The daily routines and lives of sanitation workers


Dirty, difficult, dangerous, extreme weather, dumping trucks day after day, enduring the humiliation of the public, occasionally serving as a punching bag for senior bureaucrats and the most annoying part getting up early……All of these constitute a daily routine for san workers. Compared with ordinary cleaners, the supervisor may take more stress because of the role of reconciling the superior and the subordinate.


Hard work, of course, is only one thing, it also has its own tricks of trade as any other industry. There are many unwritten rules, the default ways of communication among colleagues, prominent gender culture and the jargon that only san men can understand. Outsiders may be surprised to learn about these, but Nagle thinks such surprise is precisely abnormal.

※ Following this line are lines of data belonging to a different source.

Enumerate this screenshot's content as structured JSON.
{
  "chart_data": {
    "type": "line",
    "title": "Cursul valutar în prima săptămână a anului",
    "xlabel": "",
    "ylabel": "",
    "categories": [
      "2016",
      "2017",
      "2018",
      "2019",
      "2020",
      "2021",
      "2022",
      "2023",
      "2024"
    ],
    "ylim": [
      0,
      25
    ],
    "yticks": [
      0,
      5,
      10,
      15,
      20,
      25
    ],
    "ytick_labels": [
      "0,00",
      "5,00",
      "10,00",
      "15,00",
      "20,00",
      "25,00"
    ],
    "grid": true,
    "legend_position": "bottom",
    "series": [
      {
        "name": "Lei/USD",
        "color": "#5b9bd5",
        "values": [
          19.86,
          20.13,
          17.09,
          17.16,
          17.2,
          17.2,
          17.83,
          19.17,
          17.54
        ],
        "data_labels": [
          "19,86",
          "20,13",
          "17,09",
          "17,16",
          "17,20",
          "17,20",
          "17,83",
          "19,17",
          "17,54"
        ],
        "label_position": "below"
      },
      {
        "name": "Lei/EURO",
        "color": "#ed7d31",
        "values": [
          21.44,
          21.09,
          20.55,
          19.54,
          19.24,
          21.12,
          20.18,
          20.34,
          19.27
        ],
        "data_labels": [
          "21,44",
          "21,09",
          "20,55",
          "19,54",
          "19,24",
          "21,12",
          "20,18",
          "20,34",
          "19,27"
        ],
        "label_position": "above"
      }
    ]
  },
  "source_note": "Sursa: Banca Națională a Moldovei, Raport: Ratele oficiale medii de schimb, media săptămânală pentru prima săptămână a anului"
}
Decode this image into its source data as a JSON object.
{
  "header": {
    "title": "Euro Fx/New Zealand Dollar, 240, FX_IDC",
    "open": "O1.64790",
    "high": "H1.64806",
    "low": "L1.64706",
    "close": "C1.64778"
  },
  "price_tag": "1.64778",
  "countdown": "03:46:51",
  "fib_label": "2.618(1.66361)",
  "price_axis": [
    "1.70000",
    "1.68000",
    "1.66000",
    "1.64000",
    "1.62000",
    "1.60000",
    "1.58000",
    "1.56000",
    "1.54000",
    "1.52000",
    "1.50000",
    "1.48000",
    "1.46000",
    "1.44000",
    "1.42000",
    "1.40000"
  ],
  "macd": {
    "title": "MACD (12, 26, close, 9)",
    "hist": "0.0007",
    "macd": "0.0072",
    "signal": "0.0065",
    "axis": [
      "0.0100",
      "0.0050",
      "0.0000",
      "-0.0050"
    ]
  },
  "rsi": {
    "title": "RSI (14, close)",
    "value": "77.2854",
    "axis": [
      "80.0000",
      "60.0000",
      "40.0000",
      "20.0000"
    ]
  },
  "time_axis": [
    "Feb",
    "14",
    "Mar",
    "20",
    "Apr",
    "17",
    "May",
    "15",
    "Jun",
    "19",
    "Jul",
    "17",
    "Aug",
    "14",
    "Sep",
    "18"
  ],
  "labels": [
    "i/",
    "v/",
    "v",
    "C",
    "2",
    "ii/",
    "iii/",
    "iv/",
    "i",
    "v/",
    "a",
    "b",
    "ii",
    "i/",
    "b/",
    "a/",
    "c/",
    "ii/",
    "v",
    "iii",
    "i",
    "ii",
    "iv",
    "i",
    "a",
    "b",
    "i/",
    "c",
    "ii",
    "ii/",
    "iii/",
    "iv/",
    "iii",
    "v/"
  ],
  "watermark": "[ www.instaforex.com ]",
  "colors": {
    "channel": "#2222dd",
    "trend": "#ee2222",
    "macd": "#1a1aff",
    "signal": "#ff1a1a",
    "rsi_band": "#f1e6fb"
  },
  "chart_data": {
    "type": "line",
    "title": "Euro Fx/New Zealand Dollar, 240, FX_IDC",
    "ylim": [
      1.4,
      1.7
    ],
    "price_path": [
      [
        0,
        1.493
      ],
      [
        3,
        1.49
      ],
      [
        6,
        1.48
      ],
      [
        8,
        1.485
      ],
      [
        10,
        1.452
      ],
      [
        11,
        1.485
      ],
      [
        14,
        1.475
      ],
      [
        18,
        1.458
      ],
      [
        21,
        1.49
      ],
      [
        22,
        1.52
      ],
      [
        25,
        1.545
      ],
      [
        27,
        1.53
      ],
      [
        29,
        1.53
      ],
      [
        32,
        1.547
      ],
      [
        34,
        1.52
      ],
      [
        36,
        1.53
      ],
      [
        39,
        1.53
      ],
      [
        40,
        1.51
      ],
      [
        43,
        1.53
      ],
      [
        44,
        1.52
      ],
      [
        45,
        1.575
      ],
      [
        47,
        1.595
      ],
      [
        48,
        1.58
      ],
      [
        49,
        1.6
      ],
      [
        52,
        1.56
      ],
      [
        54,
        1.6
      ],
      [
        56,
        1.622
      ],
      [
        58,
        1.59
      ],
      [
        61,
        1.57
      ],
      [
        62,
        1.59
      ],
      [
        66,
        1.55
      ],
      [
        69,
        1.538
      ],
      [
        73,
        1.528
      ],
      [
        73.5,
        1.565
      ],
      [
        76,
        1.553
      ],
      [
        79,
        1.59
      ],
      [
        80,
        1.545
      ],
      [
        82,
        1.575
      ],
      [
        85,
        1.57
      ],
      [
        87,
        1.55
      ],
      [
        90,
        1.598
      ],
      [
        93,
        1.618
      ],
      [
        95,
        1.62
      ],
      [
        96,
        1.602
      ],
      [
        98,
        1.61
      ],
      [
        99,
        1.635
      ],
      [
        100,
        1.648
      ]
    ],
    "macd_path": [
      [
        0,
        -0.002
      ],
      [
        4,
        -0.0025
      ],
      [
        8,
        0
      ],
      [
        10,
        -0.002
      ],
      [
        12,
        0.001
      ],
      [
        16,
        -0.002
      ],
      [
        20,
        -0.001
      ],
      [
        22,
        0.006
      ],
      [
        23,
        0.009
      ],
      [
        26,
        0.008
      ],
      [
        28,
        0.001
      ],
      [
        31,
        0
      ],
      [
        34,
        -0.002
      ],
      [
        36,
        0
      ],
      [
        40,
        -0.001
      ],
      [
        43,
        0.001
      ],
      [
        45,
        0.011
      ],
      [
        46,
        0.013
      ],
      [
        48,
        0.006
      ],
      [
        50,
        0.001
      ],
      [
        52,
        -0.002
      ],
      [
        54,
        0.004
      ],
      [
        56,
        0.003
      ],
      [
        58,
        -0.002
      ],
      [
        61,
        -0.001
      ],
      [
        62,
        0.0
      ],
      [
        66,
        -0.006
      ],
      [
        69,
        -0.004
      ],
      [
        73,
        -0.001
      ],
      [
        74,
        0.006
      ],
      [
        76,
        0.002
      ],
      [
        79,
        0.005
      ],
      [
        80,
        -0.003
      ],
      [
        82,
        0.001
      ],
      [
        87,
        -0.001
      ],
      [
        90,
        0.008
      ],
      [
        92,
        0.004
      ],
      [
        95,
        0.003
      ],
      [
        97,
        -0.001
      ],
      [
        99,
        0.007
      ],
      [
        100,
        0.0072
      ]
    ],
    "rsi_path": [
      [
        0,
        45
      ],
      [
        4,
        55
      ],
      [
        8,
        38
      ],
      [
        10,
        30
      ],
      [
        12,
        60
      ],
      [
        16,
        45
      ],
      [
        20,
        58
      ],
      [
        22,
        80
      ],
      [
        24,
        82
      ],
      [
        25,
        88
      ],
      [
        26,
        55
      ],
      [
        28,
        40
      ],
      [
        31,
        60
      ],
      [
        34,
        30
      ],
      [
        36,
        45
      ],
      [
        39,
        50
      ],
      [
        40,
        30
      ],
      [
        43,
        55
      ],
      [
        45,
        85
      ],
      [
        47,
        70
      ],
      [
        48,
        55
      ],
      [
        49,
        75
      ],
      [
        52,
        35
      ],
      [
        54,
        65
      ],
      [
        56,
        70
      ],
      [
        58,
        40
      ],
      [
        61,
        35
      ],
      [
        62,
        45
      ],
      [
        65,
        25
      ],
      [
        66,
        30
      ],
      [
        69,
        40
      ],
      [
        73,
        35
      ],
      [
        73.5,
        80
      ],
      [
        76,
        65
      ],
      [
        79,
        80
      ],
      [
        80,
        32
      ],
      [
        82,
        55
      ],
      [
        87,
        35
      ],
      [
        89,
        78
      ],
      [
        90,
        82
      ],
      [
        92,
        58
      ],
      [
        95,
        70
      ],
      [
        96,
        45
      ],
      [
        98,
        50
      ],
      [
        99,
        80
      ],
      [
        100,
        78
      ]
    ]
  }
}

Sanitation workers' dilemmas and self-help


How do the santation workers see their work? How do they position themselves? How do they react when encountering trouble at work and facing negative evaluation from the outside world?


In Nagle's view, confusion and resistance coexist.


It's tempting to be a uniformed san man. The pay and benefits aren't so high, but they're good enough for a lot of people. Lyons works hard and has a good career prospects. But comments such as the Garbage Department lead him seriously to deny self-worth and affect his normal social interactions. So far, for example, he still hasn’t told the neighbors what he does for a living.  


On the other hand, however, we can see that they are actively constructing their own meaningful world, and even inventing a variety of "protest movements", such as“To mongo”,  acting diplomatically with the supervisor when making a mistake and carrying out one's struggle through daily work under the premise of conformity with the norms.


When taken for granted by the larger, workers also selectively ignores the public's perception. They reach a consensus within the Department and develop a system of mutual evaluation. Comments among colleagues matters much. Sanitation’s tradition benevolent societies is a key place for them to socialize, get rid of invisibility and build confidence.


Nagle does not mention or intentionally construct various theoretical terms in this book. The whole book is like a series of nonfiction tales. The author organizes the book according to her own experience and perspective, and this way of writing aptly expresses her purpose, which is letting the public understand the real work and life of those people and removing the stigma imagination.